Ahimè, io devo fare le cose a modo mio. Ma all’inizio ci arriveremo, se questa non è una contraddizione in termini, ve lo prometto.»
Prima che quest’avventura cominci, devo spiegarvi quanto soffrivo anche per gli altri immortali che avevo conosciuto e amato, giacché essi, molto tempo prima, si erano dispersi, abbandonando il nostro ultimo luogo di riunione nel XX secolo. Voler ricreare una nuova congrega sarebbe stata una follia. Così, l’uno dopo l’altro, epoca dopo epoca, si erano sparsi per il mondo. Il che era inevitabile.
I vampiri in realtà non amano i propri simili, benché abbiano un bisogno disperato della compagnia degli immortali.
Proprio per questo bisogno io diedi vita alla mia creatura, Louis de Pointe du Lac, che divenne il mio paziente, e spesso amorevole, compagno nel XIX secolo; inoltre, col suo involontario aiuto, diedi vita anche a Claudia, la splendida vampira condannata a rimanere bambina. E, in quelle notti solitarie da vagabondo della fine del XX secolo, Louis era l’unico immortale che incontravo abbastanza spesso. Il più umano di tutti noi, il meno simile a un dio.

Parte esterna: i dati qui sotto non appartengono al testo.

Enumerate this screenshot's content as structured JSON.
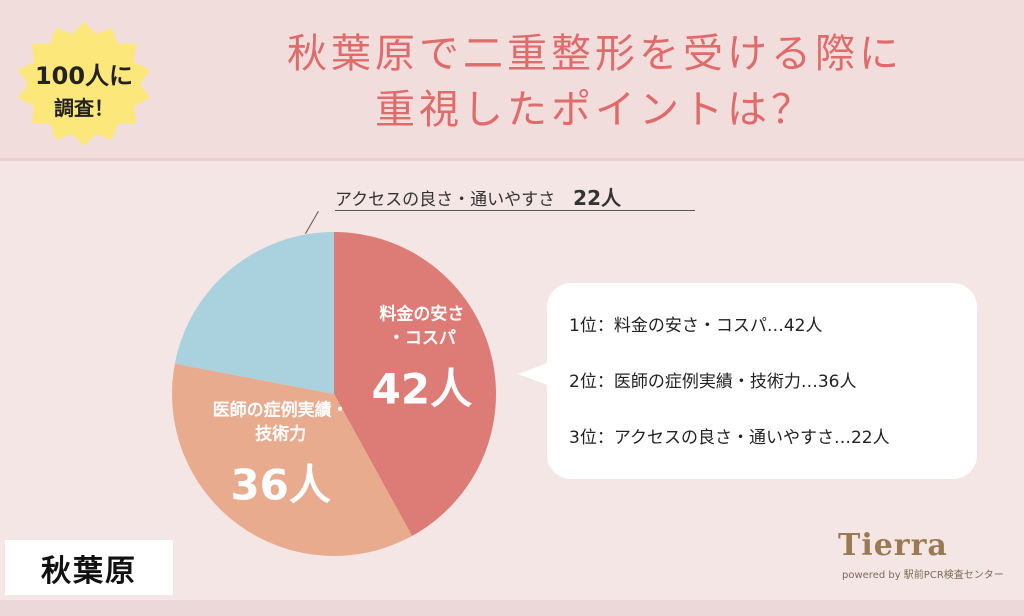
{
  "badge": {
    "line1": "100人に",
    "line2": "調査！"
  },
  "title": {
    "line1": "秋葉原で二重整形を受ける際に",
    "line2": "重視したポイントは？"
  },
  "city_label": "秋葉原",
  "ranking": [
    "1位：料金の安さ・コスパ…42人",
    "2位：医師の症例実績・技術力…36人",
    "3位：アクセスの良さ・通いやすさ…22人"
  ],
  "logo": {
    "name": "Tierra",
    "sub": "powered by 駅前PCR検査センター"
  },
  "colors": {
    "slice1": "#dd7b76",
    "slice2": "#e9ab8d",
    "slice3": "#a9d1de",
    "title": "#df6b6b"
  },
  "chart_data": {
    "type": "pie",
    "slices": [
      {
        "label_lines": [
          "料金の安さ",
          "・コスパ"
        ],
        "value": 42,
        "value_label": "42人"
      },
      {
        "label_lines": [
          "医師の症例実績・",
          "技術力"
        ],
        "value": 36,
        "value_label": "36人"
      },
      {
        "label_lines": [
          "アクセスの良さ・通いやすさ"
        ],
        "value": 22,
        "value_label": "22人"
      }
    ]
  }
}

Non mi sono mai allontanato per lungo tempo dal suo tugurio nella zona più desolata di New Orleans. Ma lo vedrete. Ci arriverò. Perché Louis fa parte di questa storia.
In sostanza, troverete ben poco riguardo agli altri. In realtà, quasi nulla.
Fatta eccezione per Claudia. Sognavo sempre più spesso di lei. Ma lasciatemi spiegare: era stata uccisa più di un secolo prima, eppure io percepivo costantemente la sua presenza, come se fosse sempre pronta a uscire fuori.
Era il 1794 quando, da un’orfana morente, creai questa squisita, piccola vampira, e passarono sessant’anni prima che lei insorgesse contro di me: «Ti seppellirò nella tua bara per sempre, padre».
E io ci dormii, in una bara. E sarebbe stato degno di diventare una pièce teatrale quell’orrendo tentativo di omicidio, che vide coinvolte vittime mortali avvelenate all’uopo per offuscarmi la mente, coltelli che fecero scempio della mia carne bianca nonché il definitivo abbandono del mio corpo, in apparenza senza vita, nelle acque stagnanti della palude oltre le luci fioche di New Orleans.